PROJECT TITLE :

Dynamic Buffer Sizing and Pacing as Enablers of 5G Low-Latency Services

ABSTRACT:

An impressive amount of work is being done by the 3GPP standards organization in an attempt to bring 5G latency down to the millisecond range. However, these efforts might be for naught if the delays that are caused by external factors are not taken into account at the transport layer. Radio Access Networks (RANs), as they are known today, are typically set up with sizable buffers in order to reach maximum utilization and prevent the waste of wireless resources. Unfortunately, and due to the fact that the bottleneck of the data path resides on the radio link, the TCP's congestion control algorithm causes the RAN's buffers to become bloated. Therefore, a flow with low-latency requirements that encounters a bloated buffer suffers from inevitable large sojourn times associated with the time it takes for the buffer to deplete, which drastically reduces the flow's Quality of Service (QoS). This paper presents several different solutions for multiplexing distinct traffic patterns in an efficient manner while still allowing them to share buffers on the 5G stack.
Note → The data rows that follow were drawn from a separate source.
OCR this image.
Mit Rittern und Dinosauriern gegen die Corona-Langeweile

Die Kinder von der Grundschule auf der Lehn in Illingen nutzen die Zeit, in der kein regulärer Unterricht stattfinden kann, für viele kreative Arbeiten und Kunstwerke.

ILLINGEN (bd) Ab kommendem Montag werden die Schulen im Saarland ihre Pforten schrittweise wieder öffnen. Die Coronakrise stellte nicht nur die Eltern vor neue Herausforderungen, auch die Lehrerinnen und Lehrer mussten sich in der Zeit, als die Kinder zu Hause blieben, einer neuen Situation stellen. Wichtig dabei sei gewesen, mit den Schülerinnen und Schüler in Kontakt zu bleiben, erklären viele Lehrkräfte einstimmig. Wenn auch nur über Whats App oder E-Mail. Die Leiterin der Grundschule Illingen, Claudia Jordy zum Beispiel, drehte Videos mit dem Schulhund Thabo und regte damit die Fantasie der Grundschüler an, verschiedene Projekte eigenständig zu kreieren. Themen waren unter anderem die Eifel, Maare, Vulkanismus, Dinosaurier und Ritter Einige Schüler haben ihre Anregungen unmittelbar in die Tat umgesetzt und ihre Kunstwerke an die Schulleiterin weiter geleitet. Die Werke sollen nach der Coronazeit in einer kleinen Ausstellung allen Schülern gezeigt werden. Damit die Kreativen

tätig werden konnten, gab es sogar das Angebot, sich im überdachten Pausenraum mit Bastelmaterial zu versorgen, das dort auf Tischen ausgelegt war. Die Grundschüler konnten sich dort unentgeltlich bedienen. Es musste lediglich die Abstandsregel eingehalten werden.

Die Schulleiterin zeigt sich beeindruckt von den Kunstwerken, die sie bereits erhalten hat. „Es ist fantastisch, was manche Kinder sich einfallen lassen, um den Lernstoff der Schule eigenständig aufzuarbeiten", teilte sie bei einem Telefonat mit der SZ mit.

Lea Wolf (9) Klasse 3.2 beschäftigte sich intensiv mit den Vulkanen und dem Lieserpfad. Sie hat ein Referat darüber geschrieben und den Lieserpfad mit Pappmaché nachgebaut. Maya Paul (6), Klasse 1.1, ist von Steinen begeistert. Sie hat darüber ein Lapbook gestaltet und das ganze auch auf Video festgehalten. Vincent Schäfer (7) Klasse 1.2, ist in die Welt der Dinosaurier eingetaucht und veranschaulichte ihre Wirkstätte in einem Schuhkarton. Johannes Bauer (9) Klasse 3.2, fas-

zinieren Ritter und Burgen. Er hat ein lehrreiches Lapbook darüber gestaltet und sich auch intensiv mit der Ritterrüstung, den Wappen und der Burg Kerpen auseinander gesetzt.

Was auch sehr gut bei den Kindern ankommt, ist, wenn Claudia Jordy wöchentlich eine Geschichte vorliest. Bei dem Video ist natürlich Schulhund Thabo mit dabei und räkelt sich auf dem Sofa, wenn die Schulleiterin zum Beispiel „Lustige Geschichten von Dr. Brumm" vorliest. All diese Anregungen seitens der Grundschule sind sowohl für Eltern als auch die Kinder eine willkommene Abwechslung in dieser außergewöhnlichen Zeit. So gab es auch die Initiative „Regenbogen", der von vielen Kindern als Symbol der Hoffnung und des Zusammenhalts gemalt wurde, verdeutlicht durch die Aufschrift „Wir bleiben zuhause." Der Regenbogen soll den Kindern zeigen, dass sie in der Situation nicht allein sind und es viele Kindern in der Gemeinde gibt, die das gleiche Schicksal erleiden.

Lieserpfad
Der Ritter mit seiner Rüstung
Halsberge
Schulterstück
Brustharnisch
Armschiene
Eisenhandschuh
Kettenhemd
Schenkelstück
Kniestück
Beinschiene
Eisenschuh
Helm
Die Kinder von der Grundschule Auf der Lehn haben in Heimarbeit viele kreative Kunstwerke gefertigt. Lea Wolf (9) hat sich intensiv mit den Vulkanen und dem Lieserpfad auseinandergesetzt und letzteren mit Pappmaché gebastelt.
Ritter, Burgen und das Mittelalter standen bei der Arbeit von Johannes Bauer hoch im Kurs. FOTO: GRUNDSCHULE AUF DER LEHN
Within the context of the actual 5G QoS scenario, extensive research has been conducted on bufferbloat. This scenario presents multiple challenges as a result of the dynamic nature of the radio link as well as the presence of multiple queues at various entities. In order to circumvent the exogenous delay brought on by the bufferbloat phenomena, we come up with a variety of algorithmic solutions and extensively emulate them. We use real cellular network traces in a variety of different scenarios, each of which has realistic delay-sensitive and background traffic patterns. The findings provide valuable insights into the algorithms that will make it possible for low-latency services to be delivered through the 5G network stack while simultaneously satisfying the restrictive envisioned constraints.